16. The method according to claim 12, the determining each respective attended feature embedding further comprising:

determining, with the processor, a respective intermediate feature embedding based on the attention matrix and the previous attended feature embedding; and

determining, with the processor, the respective attended feature embedding based on the respective intermediate feature embedding using a multi-layer perceptron.

17. The method according to claim 10, the determining the reconstructed subset of keypoints further comprising:

determining, with the processor, the reconstructed subset of keypoints based on a final attended feature embedding of the plurality of attended feature embeddings, the final attended feature embedding being output by a final encoding layer of the plurality of encoding layers.

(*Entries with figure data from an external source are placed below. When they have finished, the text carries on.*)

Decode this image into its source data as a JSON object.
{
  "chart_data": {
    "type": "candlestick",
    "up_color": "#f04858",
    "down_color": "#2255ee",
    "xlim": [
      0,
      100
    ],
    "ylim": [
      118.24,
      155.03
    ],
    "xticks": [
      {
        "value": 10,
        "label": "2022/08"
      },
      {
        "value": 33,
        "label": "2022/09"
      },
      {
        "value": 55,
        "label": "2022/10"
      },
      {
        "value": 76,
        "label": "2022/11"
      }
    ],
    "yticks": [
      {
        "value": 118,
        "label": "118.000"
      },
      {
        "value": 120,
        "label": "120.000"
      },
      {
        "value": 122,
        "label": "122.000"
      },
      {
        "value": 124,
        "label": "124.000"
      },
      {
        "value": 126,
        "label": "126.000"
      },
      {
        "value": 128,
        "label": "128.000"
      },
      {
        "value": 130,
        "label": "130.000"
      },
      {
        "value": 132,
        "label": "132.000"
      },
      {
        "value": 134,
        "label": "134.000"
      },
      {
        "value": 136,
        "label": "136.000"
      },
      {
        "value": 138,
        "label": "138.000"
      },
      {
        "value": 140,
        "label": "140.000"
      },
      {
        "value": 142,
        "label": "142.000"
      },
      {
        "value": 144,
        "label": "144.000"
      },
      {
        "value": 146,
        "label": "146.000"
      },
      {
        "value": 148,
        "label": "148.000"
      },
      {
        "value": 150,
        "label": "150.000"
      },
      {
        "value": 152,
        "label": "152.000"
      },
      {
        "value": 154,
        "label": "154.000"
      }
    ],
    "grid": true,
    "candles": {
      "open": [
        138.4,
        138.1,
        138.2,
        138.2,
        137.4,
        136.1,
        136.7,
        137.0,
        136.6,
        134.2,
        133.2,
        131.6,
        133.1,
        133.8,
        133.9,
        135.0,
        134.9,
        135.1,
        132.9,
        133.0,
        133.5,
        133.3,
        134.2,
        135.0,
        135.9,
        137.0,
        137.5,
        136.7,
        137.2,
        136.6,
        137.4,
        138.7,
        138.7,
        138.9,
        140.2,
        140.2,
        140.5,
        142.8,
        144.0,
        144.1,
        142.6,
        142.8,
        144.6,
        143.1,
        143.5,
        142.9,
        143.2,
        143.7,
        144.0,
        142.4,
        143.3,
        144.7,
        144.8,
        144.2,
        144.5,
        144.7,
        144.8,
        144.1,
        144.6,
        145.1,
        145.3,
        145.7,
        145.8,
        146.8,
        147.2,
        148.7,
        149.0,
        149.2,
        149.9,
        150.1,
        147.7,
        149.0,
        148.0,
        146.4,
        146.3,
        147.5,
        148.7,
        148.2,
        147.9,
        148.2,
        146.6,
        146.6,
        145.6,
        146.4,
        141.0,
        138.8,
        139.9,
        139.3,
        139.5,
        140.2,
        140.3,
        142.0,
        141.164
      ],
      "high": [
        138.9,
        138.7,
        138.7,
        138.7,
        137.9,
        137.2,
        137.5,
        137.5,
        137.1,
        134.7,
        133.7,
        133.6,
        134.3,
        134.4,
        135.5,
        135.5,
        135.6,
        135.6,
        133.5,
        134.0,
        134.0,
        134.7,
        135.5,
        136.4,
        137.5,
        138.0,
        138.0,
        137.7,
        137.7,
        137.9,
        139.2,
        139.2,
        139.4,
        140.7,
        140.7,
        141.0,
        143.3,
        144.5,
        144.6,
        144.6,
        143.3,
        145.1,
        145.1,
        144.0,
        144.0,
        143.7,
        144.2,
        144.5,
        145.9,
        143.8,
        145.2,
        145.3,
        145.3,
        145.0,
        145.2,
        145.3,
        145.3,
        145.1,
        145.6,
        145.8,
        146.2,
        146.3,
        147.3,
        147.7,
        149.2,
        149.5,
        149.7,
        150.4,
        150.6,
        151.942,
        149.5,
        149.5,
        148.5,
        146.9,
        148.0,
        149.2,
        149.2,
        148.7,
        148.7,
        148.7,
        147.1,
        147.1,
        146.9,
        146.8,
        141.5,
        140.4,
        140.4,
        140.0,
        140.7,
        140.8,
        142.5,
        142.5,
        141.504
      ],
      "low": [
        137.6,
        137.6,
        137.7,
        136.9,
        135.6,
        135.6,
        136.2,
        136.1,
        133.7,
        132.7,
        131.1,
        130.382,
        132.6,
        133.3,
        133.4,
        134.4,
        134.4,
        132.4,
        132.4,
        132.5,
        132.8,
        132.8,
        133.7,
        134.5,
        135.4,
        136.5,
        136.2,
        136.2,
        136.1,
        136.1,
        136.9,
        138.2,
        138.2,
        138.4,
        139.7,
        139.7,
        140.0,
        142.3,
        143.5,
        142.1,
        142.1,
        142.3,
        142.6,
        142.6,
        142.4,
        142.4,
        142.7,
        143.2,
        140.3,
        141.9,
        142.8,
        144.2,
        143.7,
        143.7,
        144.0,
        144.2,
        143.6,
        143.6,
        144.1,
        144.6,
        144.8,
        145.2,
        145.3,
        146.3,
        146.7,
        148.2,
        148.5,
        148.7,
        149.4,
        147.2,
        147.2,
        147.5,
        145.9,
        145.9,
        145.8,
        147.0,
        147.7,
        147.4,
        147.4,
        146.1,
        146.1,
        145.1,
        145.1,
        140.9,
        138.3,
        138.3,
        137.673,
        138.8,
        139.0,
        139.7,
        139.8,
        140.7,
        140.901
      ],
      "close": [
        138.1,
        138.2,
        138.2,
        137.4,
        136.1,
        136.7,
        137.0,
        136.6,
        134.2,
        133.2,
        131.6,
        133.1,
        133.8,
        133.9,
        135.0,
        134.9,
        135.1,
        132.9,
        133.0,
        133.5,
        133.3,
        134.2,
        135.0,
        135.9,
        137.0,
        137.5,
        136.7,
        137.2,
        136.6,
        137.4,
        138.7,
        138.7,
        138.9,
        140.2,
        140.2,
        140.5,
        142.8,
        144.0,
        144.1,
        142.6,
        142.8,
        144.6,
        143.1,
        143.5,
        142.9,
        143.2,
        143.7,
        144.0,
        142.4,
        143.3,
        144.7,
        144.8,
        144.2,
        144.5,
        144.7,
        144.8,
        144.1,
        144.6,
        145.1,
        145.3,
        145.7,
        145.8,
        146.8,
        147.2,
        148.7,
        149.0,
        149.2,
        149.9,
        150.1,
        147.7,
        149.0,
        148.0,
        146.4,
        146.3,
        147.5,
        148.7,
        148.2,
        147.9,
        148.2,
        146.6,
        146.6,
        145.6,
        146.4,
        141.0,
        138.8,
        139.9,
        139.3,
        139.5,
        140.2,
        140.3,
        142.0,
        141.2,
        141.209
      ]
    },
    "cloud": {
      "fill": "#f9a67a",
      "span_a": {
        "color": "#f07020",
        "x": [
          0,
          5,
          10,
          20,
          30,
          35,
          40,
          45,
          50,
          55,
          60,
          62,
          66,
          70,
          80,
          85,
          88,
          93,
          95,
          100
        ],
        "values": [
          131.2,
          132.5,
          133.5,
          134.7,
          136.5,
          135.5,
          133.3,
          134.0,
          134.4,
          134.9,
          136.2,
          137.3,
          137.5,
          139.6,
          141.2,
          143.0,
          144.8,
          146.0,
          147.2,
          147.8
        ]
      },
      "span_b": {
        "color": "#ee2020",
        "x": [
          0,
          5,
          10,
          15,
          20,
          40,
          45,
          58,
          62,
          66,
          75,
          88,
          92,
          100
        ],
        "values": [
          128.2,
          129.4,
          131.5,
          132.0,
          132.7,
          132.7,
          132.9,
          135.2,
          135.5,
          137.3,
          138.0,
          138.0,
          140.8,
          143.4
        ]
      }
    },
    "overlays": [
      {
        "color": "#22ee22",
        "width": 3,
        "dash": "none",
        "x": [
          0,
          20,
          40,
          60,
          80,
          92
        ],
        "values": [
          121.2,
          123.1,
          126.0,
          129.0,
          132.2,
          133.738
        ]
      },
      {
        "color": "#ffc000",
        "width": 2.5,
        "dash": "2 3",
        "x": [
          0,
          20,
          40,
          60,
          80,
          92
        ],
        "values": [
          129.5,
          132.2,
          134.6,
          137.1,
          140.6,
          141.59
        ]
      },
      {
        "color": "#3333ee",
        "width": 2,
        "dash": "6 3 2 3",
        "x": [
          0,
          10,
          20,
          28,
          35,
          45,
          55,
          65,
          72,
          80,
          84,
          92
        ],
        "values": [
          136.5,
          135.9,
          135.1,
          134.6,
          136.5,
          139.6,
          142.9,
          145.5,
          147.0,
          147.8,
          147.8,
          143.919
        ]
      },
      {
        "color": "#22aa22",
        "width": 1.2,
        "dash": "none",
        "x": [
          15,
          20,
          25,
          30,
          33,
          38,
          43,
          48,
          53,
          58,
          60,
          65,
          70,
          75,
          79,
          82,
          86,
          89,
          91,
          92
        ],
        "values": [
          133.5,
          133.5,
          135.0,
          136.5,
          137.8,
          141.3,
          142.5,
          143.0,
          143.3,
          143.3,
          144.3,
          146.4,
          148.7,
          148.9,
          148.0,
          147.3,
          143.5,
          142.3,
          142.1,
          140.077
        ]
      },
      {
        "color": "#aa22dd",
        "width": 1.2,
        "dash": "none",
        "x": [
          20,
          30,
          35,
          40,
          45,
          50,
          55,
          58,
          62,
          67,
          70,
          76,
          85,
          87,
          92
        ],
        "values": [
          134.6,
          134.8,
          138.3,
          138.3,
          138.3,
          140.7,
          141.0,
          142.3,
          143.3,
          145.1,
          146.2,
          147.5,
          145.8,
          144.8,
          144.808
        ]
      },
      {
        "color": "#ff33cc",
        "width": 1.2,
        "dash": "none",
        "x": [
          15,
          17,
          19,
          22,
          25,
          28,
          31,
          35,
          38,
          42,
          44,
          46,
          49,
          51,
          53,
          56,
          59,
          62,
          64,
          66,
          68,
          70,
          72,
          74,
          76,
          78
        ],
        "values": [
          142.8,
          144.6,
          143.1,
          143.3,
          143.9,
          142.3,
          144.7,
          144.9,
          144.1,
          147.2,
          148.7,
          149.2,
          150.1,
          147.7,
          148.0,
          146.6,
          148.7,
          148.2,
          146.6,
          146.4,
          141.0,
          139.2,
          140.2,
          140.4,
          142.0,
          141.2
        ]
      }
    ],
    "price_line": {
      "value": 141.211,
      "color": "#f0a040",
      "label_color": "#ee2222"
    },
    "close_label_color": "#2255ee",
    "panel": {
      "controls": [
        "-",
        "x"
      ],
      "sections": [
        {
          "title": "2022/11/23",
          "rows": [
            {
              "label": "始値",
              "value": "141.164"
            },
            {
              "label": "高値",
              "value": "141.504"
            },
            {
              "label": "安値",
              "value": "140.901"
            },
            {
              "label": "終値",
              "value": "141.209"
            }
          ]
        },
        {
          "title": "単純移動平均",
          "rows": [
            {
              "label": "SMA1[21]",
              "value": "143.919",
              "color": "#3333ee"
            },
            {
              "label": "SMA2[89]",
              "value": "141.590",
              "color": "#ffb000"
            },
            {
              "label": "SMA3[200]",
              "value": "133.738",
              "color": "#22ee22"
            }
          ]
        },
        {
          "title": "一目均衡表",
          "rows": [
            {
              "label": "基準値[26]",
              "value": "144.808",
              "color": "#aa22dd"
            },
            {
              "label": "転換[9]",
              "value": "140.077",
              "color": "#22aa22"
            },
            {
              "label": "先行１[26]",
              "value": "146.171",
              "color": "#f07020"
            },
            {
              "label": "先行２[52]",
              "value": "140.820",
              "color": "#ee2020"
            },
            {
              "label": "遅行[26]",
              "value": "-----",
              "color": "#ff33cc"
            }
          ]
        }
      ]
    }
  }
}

18. The method according to claim 17, the determining the reconstructed subset of keypoints further comprising:

determining, with the processor, the reconstructed subset of keypoints based on the final attended feature embedding using sequence-and-excitation.

19. The method according to claim 1, the forming the refined plurality of keypoints further comprising:

forming, with the processor, a refined plurality of keypoints by substituting the reconstructed subset of keypoints in place of the masked subset of keypoints in the plurality of keypoints.

20. The method according to claim 1, wherein the machine learning model has been previously trained by randomly masking keypoints in a training dataset and learning to predict the masked keypoints.